My sister-in-law lost her younger sister about two weeks ago. We’re going to her funeral in Essex today.
As a toddler, Donna had been a victim of medical malpractice that led to traumatic brain damage. Her family received a huge compensation package from the National Health Service (NHS). The money was set aside to make sure she was properly looked after for the rest of her life.
And every pound and pence would be needed. It was projected she would not live to 21. But she far outlived medical estimates.
Donna never grew “old.” But, for over 35 years, she had been unable to do almost anything for herself. Her parents and family – her mother especially – mostly looked after her.
She never developed mentally much beyond about age 3. She could not walk. She could not really feed herself. To communicate she grunted, indicated with her head, pointed and gestured, could say what sounded like “yes” and “no” and a few other individual words; but never could really speak. She could not dress herself. She spent her life in wheelchair or in a modified bed. She required a specially designed bathroom.

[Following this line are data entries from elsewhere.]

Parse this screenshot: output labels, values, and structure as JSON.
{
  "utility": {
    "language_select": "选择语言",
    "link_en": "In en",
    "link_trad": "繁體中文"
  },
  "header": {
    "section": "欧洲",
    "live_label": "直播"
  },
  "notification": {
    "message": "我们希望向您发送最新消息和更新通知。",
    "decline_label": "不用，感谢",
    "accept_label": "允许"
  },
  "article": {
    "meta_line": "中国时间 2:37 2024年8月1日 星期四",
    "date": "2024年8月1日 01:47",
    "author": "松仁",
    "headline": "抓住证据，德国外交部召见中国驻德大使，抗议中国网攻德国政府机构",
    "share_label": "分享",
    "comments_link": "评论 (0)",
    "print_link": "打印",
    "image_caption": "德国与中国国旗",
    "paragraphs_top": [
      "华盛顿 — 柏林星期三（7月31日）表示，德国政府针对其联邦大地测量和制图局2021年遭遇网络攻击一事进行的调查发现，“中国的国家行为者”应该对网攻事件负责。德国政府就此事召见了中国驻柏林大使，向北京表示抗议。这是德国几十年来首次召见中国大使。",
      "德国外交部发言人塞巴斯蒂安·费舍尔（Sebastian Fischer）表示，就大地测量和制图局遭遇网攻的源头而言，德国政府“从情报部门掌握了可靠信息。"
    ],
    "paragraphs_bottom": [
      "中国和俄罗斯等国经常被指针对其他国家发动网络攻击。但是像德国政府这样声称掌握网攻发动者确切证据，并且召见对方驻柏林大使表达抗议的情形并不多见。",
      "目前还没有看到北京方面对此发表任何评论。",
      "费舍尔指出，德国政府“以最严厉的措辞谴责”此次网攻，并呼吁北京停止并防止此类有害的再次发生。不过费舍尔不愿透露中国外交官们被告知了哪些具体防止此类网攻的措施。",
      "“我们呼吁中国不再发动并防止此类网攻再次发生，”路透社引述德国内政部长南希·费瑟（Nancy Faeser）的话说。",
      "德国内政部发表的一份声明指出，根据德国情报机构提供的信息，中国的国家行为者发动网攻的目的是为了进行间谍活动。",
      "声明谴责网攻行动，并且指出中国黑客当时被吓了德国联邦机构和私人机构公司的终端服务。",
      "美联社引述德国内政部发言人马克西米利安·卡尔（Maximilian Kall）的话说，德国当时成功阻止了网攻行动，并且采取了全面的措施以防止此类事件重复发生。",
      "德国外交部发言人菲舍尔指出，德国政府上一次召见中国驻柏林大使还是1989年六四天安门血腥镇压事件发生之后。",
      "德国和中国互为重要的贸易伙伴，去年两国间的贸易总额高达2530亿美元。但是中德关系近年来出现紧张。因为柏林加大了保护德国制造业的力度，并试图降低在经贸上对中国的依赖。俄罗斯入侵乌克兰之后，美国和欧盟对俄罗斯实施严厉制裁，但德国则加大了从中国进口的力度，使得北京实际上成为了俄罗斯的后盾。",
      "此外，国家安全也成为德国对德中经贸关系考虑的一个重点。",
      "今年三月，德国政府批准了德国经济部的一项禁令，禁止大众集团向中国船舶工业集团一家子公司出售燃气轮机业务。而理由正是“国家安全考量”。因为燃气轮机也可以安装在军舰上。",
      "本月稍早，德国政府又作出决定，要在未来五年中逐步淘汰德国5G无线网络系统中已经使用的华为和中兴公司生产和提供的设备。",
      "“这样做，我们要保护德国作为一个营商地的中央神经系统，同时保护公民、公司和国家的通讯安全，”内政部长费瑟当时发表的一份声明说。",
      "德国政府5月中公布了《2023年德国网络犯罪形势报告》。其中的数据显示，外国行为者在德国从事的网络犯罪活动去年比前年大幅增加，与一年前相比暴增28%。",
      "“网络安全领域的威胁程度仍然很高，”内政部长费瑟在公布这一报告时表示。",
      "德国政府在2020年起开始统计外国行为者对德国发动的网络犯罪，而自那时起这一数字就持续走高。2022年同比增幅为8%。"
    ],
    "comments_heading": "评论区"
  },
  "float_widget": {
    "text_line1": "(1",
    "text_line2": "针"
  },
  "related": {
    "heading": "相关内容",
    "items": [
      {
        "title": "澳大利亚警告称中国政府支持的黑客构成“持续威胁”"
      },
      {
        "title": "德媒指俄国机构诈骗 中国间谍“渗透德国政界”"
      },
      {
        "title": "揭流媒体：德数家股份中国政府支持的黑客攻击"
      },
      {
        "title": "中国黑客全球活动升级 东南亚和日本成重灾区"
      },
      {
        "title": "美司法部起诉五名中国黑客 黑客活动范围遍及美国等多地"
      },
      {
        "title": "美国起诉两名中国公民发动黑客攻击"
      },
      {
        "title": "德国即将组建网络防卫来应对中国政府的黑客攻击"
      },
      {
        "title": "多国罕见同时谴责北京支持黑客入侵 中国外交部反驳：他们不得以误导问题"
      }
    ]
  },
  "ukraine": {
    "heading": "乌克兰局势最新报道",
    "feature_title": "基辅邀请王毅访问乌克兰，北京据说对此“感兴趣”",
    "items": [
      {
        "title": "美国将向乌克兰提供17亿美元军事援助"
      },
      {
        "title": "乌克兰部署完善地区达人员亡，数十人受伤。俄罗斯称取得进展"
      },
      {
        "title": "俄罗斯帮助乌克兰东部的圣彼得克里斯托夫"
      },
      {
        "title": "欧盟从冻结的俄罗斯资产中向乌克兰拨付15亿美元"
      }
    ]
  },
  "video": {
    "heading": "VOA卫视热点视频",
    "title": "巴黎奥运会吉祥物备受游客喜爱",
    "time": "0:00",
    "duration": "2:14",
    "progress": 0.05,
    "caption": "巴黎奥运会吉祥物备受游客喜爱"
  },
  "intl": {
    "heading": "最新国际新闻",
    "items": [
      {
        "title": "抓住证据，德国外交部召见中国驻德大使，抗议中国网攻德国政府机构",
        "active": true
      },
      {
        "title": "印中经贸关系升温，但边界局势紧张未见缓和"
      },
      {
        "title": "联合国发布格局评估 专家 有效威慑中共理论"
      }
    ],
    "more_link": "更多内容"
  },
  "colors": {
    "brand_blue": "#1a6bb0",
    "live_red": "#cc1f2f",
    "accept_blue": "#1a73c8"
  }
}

I’d seen her over the years during get-togethers at my sister-in-law’s, or her mother’s, homes. When you reached down and greeted her with a hug and a smile and said, “Hello, Donna,” depending on her mood sometimes she’d offer a slurred, “Hello” and might smile in response. She recognized you. You could see it in her eyes and reactions.
Younger family members fussed over her. From childhood, they learned how to care for someone who needed help in every routine way. It was remarkable watching my niece and nephews looking out for, and helping care for, their aunt.
She would yell and laugh *loudly*; you knew when she was happy. (And you certainly also knew when she wasn’t happy.) She loved animals, so her mother always had dogs. In the run up to Christmas every year, with all its color, music, food and (perhaps best of all) receiving presents, she would sometimes become so excited her mother feared she would agitate herself into needing the hospital.
Her father died about 10 years ago. Her mother also had developed breast cancer a few years ago, leading to concerns about what would happen if Donna managed to outlive her. That, now, of course, is no longer a worry.
She is survived by her mother (whose cancer was treated and – knock wood – has not recurred), my sister-in-law (and family), and two brothers and their families. She was a joy to her mother and her family. May she rest in peace.
I thought I’d put up a photo I snapped the other day in Bradford-on-Avon. I posted it for no reason other than I like that spot, just along the River Avon. When it’s quiet (as it was then), it’s lovely.
Kam is in my thoughts a lot: I miss her. (On my writing desk, I keep a photo that includes her.) Nothing, and no one else, ever replaces someone we have lost. Every person is unique. We who survive have no choice but to go on to the new. It is as old as time.
We may think we have troubles, and undoubtedly we do face daily challenges. But we should always remember that if we are fortunate enough to have decent health, we are doing at least that well. Have a good day, wherever you are in the world.